Research: Sentiment Analysis
I have worked extensively with sentiment analysis systems, applying them to international and domestic news coverage, historical and contemporary material, document collections, social media, and communications flows for academic, governmental, and corporate projects. I have also worked on cross-domain and learning systems for maximizing the accuracy of such systems by tailoring them for specific disciplines.
Sentiment mining, also known as "tone analysis", uses complex perceptual models to estimate the average emotional response of a reader to a given passage of text or the emotional state of the author of that text. Additional dimensions may measure the potential "energy" and "persuasiveness" of the text.
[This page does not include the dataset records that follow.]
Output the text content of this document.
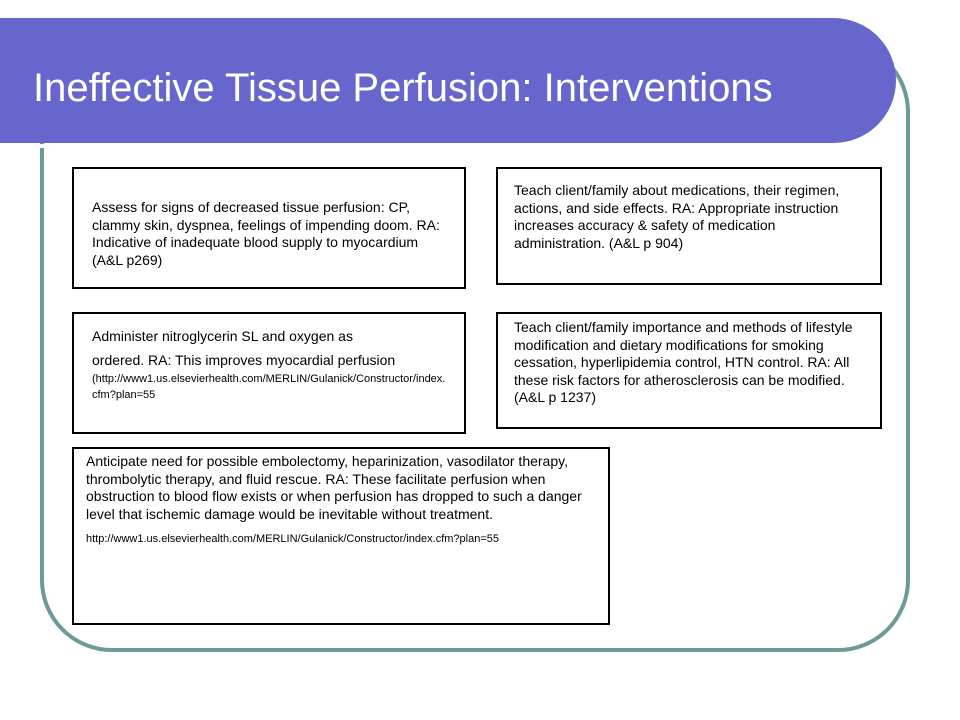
Ineffective Tissue Perfusion: Interventions

Assess for signs of decreased tissue perfusion: CP, clammy skin, dyspnea, feelings of impending doom. RA: Indicative of inadequate blood supply to myocardium (A&L p269)

Teach client/family about medications, their regimen, actions, and side effects. RA: Appropriate instruction increases accuracy & safety of medication administration. (A&L p 904)

Administer nitroglycerin SL and oxygen as

ordered. RA: This improves myocardial perfusion

(http://www1.us.elsevierhealth.com/MERLIN/Gulanick/Constructor/index.cfm?plan=55

Teach client/family importance and methods of lifestyle modification and dietary modifications for smoking cessation, hyperlipidemia control, HTN control. RA: All these risk factors for atherosclerosis can be modified. (A&L p 1237)

Anticipate need for possible embolectomy, heparinization, vasodilator therapy, thrombolytic therapy, and fluid rescue. RA: These facilitate perfusion when obstruction to blood flow exists or when perfusion has dropped to such a danger level that ischemic damage would be inevitable without treatment.

http://www1.us.elsevierhealth.com/MERLIN/Gulanick/Constructor/index.cfm?plan=55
Sentiment mining has become an increasingly popular tool for corporate "brand mining," offering a rough estimate of the overall tone of coverage of that organization.
- Whole-Document vs Entity Sentiment. Basic systems estimate only the overall tone of a given document. A blogger posting that she loves the lens of her new camera but hates the battery life would result in a net tone score of neutral, because the extreme positive and extreme negative scores negate each other at the document level. Entity-level systems delve further to separate which aspects of the product or brand the customer likes and dislikes.
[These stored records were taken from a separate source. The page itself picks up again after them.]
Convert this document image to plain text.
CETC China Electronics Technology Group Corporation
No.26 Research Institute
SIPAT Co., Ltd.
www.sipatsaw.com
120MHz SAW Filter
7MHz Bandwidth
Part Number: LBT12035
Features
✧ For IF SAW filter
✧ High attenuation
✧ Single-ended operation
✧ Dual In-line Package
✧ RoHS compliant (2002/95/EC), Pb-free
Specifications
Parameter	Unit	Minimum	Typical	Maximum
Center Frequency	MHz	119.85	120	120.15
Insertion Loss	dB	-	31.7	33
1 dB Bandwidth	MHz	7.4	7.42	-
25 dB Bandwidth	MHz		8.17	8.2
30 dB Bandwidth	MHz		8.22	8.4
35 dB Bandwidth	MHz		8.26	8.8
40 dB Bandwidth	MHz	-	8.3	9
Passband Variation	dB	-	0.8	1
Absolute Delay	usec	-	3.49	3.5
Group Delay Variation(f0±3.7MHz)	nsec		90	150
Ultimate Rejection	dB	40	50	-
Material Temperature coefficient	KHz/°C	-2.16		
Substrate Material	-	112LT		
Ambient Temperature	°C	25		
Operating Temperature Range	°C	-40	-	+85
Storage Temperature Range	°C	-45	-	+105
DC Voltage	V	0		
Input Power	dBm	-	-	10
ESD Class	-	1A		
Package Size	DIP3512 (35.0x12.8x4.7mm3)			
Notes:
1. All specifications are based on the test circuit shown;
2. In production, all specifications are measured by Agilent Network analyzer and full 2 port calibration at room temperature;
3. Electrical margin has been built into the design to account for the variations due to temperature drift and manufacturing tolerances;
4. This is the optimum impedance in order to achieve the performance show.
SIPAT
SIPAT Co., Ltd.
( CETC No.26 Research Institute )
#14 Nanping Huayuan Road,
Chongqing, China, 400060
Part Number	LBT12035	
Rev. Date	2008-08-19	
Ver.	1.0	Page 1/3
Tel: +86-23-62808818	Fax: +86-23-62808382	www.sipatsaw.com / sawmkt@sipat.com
- Human-Trained vs Learning Systems. Most current sentiment mining systems are built by having a large team of human editors (often college students) read through the dictionary or through a large body of documents, and assign scores from positive to negative to each word, which are then aggregated together. Learning systems learn the "contexts" of positive and negative words and continually update their internal lexicons with new words and "sayings," allowing them to evolve to changing language use.
- Cross-Domain. Sentiment systems tend to perform best on the text they were initially trained for. A system trained on movie reviews will traditionally do poorly when scoring computer reviews or news articles. Domain customization and cross-domain techniques adjust the internal models to work on data from other disciplines. This requires an understanding of language use and perceptual models.